26,🌾

2.5K 210 39
                                    

İki günlük dünyaya üç günlük sevgi sığdırmaya çalışırken, kendimizi çıkartıyoruz. Harika. Nasıl bir sevgi anlayışı yayılmaya başlıyorsa, halimiz ahvalimiz perişan bir hal ile sonuçlanıyor.

Söylediğim cümleyle herkes donup kalmıştı. Annem elini kalbine koyup otururken, Hale annemde anneme destek olmaya çalışıyordu. Kemal baba bana bakıp,
" Sare bak,  evlilik öyle ben bitti derim. Biter, bir konu değil. Olay buraya geldi, problem bu boyuta geldi ama Yiğit'in de seni sevmekten başka derdi yoktu."
Demişti ki babam,
" Evet Sare. Tamam ben en baştan beri karşıydım. İstemedim ilk başta Yiğitin sağlık durumundadı ama sonra seni öğrenince istemedim. Çünkü sen sevdiklerinin senin yüzünden üzülmesine dayanamazsın... Ama bak! Bak gerçekten Yiğit seni kazanmak için çok çaba gösterdi. Ben evliliğinizin bitmesini istemem."
Aniden Akif kolumu tutup kendine çevirdi,
" Sende bitirmezsin ki! Bitiremez-"
Demişti ki aniden bağırıp hepsini susturdum. Ne diyordu bunlar ya hu? Ne evliliği? Ne bitirmesi!? Ben kocamı deli danalar gibi seviyorum. Bana yalan söylediği için sinirliyim ama burnu sürtsün diye yani! Boşanmak yok! Yok!
" bitti dediğim şey sizin yalanlarınızdı! Benim evliliğim değil!"
" ama Yiğit gitti,"
" biliyorum. Yarın hepiniz öğlen namazından sonra bana geleceksiniz. Eksiksiz! Duydunuz mu?"
Dedim ve  arkamı dönüp evden çıktım. Merdivenleri inerken başımın ağrısı beni bitirmişti elbette bileğimde ama... ama Yiğit gidiyor. Binadan çıkınca sağa sola baktım, görünmüyordu. Elbette o uzun bacaklarıyla Üsküdar'ı geçmiştir. Allahım ne yöne gideyim?! Sağ! Sağa gidiyorum. Sakin adımlarla ve telaşlı bakışlarla mahalleyi sokağı geçmiştim. Eve gitmemiştir, tepeye de gitmez. Bitti dedim ya!  Bitti! Bitti? Park! Parka! Aklıma gelenle parka doğru yürümeye başladım. Ne olursun parkta ol...

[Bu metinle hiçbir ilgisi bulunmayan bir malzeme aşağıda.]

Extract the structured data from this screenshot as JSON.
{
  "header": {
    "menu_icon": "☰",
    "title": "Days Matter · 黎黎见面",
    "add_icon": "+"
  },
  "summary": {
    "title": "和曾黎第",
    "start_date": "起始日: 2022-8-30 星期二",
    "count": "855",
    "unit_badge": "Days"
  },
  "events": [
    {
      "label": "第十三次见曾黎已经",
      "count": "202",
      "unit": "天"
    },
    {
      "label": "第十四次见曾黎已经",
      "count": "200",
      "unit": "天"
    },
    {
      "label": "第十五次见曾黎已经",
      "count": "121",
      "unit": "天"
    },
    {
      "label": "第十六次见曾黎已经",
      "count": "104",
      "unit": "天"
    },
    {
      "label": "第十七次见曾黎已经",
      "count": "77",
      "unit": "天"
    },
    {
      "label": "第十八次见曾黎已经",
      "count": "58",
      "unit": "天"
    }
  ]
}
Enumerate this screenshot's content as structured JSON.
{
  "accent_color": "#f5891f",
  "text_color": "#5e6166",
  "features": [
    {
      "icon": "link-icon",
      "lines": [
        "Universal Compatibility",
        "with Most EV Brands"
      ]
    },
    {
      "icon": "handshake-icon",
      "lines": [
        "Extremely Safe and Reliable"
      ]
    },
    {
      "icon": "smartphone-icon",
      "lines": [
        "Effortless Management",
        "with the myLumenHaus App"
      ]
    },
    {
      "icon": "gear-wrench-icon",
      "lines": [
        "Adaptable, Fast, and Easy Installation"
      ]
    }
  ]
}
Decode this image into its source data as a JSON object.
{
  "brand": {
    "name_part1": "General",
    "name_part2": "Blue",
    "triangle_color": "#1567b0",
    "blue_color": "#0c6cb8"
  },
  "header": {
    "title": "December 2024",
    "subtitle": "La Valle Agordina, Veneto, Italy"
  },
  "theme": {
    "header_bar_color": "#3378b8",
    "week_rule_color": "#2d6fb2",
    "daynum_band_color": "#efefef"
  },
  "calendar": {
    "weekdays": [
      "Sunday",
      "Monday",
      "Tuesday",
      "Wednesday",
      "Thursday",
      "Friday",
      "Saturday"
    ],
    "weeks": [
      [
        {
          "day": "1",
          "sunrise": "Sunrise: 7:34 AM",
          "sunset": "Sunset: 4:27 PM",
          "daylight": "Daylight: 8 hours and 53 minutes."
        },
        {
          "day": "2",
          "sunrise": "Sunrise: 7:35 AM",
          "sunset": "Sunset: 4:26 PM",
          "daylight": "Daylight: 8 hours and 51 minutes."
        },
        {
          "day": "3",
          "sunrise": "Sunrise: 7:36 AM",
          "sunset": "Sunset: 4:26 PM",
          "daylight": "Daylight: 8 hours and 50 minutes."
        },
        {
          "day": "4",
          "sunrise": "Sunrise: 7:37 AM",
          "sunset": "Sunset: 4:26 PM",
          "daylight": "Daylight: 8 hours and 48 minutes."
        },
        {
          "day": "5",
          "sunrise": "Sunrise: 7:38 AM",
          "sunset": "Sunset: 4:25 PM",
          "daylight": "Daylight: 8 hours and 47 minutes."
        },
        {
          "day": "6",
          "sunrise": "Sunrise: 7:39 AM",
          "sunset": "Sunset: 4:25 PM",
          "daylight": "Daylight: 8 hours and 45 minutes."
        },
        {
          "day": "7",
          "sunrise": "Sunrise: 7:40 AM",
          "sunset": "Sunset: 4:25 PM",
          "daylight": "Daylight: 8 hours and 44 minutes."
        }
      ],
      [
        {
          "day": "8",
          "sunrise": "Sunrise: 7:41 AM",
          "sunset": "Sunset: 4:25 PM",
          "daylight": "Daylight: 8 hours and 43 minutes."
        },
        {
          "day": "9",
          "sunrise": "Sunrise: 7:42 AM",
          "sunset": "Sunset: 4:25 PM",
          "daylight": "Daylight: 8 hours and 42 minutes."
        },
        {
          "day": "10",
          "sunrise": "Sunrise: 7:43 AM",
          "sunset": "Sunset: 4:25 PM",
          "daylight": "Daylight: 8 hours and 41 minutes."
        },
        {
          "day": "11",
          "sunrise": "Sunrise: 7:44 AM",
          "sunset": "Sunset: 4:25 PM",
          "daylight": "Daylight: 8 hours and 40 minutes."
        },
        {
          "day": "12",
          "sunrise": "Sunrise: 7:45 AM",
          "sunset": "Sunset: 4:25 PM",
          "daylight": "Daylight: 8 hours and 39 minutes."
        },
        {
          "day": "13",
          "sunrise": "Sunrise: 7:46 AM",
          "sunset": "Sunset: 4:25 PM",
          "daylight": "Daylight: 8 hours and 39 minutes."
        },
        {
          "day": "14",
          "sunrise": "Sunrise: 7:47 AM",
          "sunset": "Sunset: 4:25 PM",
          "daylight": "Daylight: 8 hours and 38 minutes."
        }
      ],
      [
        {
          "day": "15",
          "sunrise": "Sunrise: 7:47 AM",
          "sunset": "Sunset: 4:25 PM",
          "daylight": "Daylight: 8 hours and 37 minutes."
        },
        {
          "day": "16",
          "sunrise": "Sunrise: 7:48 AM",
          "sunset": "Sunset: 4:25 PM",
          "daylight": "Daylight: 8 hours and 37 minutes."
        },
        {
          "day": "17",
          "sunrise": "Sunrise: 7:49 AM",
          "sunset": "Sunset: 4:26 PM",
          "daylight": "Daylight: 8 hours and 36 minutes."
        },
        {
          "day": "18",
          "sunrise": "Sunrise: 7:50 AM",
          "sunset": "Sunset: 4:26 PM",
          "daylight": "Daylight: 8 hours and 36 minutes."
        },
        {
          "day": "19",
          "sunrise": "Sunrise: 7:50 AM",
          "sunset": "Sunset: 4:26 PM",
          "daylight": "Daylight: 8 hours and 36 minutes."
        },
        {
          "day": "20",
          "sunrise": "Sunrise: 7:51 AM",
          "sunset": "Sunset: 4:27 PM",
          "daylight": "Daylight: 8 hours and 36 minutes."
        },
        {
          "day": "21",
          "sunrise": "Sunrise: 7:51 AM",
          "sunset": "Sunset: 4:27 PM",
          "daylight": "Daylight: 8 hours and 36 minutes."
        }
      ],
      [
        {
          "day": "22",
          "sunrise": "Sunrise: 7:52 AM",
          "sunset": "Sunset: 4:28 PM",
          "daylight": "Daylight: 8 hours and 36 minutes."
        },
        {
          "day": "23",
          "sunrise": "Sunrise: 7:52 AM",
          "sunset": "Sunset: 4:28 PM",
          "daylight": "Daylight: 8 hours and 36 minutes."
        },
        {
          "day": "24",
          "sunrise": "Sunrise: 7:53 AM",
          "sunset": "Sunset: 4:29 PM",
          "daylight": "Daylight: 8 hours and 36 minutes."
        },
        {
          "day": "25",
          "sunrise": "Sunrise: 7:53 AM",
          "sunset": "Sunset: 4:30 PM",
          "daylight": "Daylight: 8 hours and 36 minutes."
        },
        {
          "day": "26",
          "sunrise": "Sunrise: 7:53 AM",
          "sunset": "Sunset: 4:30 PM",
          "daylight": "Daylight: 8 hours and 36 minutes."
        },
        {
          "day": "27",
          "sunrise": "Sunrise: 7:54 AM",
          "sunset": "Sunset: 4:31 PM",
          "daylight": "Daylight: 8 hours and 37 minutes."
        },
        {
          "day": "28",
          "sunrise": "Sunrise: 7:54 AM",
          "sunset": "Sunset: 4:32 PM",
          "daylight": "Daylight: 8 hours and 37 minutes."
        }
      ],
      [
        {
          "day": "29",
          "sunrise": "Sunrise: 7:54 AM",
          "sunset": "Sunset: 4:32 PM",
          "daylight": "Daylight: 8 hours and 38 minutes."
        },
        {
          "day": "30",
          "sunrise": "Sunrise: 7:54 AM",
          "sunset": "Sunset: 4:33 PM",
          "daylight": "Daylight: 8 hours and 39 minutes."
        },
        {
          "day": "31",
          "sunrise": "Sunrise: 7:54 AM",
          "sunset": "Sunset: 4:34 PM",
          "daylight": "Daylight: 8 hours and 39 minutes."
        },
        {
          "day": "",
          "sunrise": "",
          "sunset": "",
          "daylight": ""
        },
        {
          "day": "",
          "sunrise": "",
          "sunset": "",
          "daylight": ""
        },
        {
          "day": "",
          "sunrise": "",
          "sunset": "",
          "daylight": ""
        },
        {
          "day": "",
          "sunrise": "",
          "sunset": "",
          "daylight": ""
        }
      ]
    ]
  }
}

Nefes nefese parka ulaştığımda, yanılmadığımı görmek beni rahatlatmıştı. Koca gövdesiyle banklardan birine oturmuştu, karşında duran boş salıncaklara bakıyordu. Kıvırcık kafalı patatesim! Arkasından sakin adımlarla yaklaşıp yanına geçip oturdum. Oturdum ama beni fark etmemişti, ona yandan bir bakış atınca ağladığını fark etmiştim. Hızla yanına yaklaşıp gözyaşlarını silerken,
" Neden ağlıyorsun patatesim, ben bitti derken bize demedim. Biz biter miyiz, ağlama."
Beni yeni fark etmişti, bir süre yüzüme baktıktan sonra rüyadan uyanmış gibi,
" Sare? Yine hayal misin acaba?"
Deyince ellerimi iki yanağına koyup gözlerine baktım,
" yok yeminle benim ya."
Dedikten sonra aklıma modifiye gelince hızla elimi çekip,
"Tamam sana sinirliyim! Ama senden ayrılmayı düşünmedim tersine o koca burnunu sürteceğim."
dememle beni kendine çekip sıkıca sarıldı. Başımı göğsüne dayayıp, özlediğim sevginin tadını çıkartmaya başladım. Nasıl özlemişim ama...
"Sürt, burnumu sürt! Ateş çıksın böyle hiç umrumda değil ama sen yap bunu. Yanımda ol. Yeter bana,"
" Sonra, 'Sare abartıyorsun' demek yok."
" tamam tamam. Hadi gel artık evimize gidelim. Sensiz ev, ev değil."
Demesiyle yine gönlümdeki tahtına oturan patatesimle ayağa kalkıp eve doğru yürümeye başladık. Yürüdükçe ayak bileğim ağrıyordu, birde her yerim... Neyse eve gidince bir yatar kendime gelirim.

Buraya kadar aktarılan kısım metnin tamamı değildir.